Toulon: Didier Demory, des terrains de rugby au service réanimation de l’hôpital

Didier Demory, quel est votre quotidien de médecin pendant cette crise sanitaire?

Avec l’épidémie de coronavirus, mon activité au niveau du RCT s’est arrêtée car les joueurs sont au chômage technique. L’hôpital m’a demandé de redevenir à une activité totale au sein du service de réanimation. Ma formation d’anesthésiste-réanimateur m’a logiquement amené à être appelé en renfort. Les conditions sont évidemment très différentes par rapport à notre activité dans le monde du rugby. Mais on y retrouve un travail d’équipe. Un médecin du sport travaille avec des préparateurs physique, des kinésithérapeutes, des ostéopathes. En réanimation, le docteur ne peut pas soigner un malade s’il n’est pas entouré d’une infirmière, d’une aide-soignante, d’un kiné, etc. Mais aussi de tout ce qui entoure le soin. Il y a des techniciens, des ingénieurs, des pharmaciens. Et beaucoup de personnel qui s’occupe, ici, à l’hôpital Sainte-Musse notamment de faire le ménage toutes les trois ou quatre heures pour que l’on soit dans des situations d’hygiène optimal. C’est un travail collectif.

Il était important pour vous de répondre présent dans une telle période?

On est soignant avant tout. Quand on vit une période comme celle-ci, on doit essayer de participer à l’élan national. Même les médecins à temps plein dans les clubs se sont, pour beaucoup, portés volontaires pour pouvoir venir aider. Moi, j’enchaîne généralement des gardes de 24 heures, des astreintes à domicile et des périodes de repos. L’hôpital a, ici, triplé sa capacité de lits de réanimation et avait donc besoin de personnel. C’est une situation hors-normes, une catastrophe sanitaire. On ne pensait pas vivre ce genre de moments et il faut tirer un coup de chapeau aux équipes hospitalières. Les conditions sont loin d’être similaires mais, dans le sport de haut niveau, on est également habitué à gérer l’urgence. Quand on est soignant, on ne se pose pas de questions. C’est notre métier.

Avez-vous le temps de rester en contact avec “vos” joueurs du RCT?

Oui, grâce à mon staff médical qui m’envoie de nombreux messages et gère parfaitement la situation. On a différents problèmes dans une équipe de rugby. On a les joueurs qui vont bien. On les contacte deux fois par semaine pour faire un point avec eux. Ils ont un programme quotidien de préparation physique. Il y a même un challenge, qui a été mise en place par notre préparateur physique, Alex Marco, pour apporter un peu d’émulation et marquer des points, c’est plus ludique. 

Et il y a les blessés, qu’il faut surveiller à distance, comment faites-vous?

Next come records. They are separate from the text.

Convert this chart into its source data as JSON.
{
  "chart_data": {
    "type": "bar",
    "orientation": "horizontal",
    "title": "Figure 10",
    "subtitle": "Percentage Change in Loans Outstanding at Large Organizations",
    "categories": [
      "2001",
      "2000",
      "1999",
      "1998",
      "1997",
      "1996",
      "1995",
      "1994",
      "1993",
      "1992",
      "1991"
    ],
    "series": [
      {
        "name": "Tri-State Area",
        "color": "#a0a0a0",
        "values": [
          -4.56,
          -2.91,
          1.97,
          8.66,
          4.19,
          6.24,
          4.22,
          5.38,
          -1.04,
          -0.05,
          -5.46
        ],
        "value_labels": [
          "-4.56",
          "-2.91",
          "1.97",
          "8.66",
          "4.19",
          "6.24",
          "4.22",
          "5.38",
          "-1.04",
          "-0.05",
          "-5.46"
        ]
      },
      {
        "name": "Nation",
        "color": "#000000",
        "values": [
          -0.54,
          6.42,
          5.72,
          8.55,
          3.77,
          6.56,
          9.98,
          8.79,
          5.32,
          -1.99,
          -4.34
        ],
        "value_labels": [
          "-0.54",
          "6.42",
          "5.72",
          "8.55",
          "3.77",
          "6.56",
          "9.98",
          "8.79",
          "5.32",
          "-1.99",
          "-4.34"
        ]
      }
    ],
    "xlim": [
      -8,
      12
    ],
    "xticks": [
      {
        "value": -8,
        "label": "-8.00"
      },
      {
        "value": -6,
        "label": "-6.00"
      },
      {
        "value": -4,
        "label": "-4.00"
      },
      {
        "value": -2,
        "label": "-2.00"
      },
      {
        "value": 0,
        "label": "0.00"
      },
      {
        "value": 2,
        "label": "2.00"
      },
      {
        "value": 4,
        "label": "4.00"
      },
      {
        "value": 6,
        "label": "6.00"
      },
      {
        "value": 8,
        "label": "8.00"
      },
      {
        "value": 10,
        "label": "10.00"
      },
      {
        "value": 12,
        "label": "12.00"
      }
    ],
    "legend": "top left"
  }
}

C’est l’aspect le plus embêtant pour nous. Actuellement, le club est fermé. Le confinement fait que les soins de kinésithérapie ne sont pas préconisés. Les moyens de protection, comme les masques ou les gants, sont dédiés au secteur à l’hôpital et aux services de santé prioritaires. Si on prend l’exemple d’un joueur qui vient de se faire opérer, sa rééducation se fait via des moyens inhabituels. On fait des séances par WhatsApp, FaceTime. Ces vidéos nous permettent de les suivre et de leur donner un programme d’exercices assez précis. Un kiné travaille généralement avec ses mains. Evidemment, à distance, ce sont des conditions atypiques. Mais on s’adapte… Le chirurgien qui a opéré notre blessé a récemment fait avec lui une téléconsultation pour vérifier que la convalescence se passe bien.

Quel retour d’expérience ferez-vous dans votre club après cette période d’activité au cœur de l’hôpital?

Déjà, on ne sait pas quand l’entrainement et la compétition reprendront. Ce n’est pas moi qui l’ai dit, c’est le président de la République. On est confiné… au moins jusqu’au 11 mai. Et tout est évolutif d’ici au 11 mai. Pour vivre au quotidien ce virus dans un hôpital, tout ce qu’on a pu prévoir est souvent confronté aux nouvelles connaissances que l’on acquiert sur ce virus. Et, donc, tout est amené à évoluer au fil du temps. Pour moi, la question n’est pas de savoir quand est-ce que l’on reprend, mais dans quelles conditions! Il faudra bien faire comprendre aux sportifs, aux dirigeants et à tous les acteurs d’un club qu’il y aura un avant et un après. De plus en plus d’études nous montrent que ce virus est susceptible de revenir à différentes périodes de l’année, pas comme une grippe. Il faudra gérer cette incertitude tant qu’on n’aura pas de vaccins.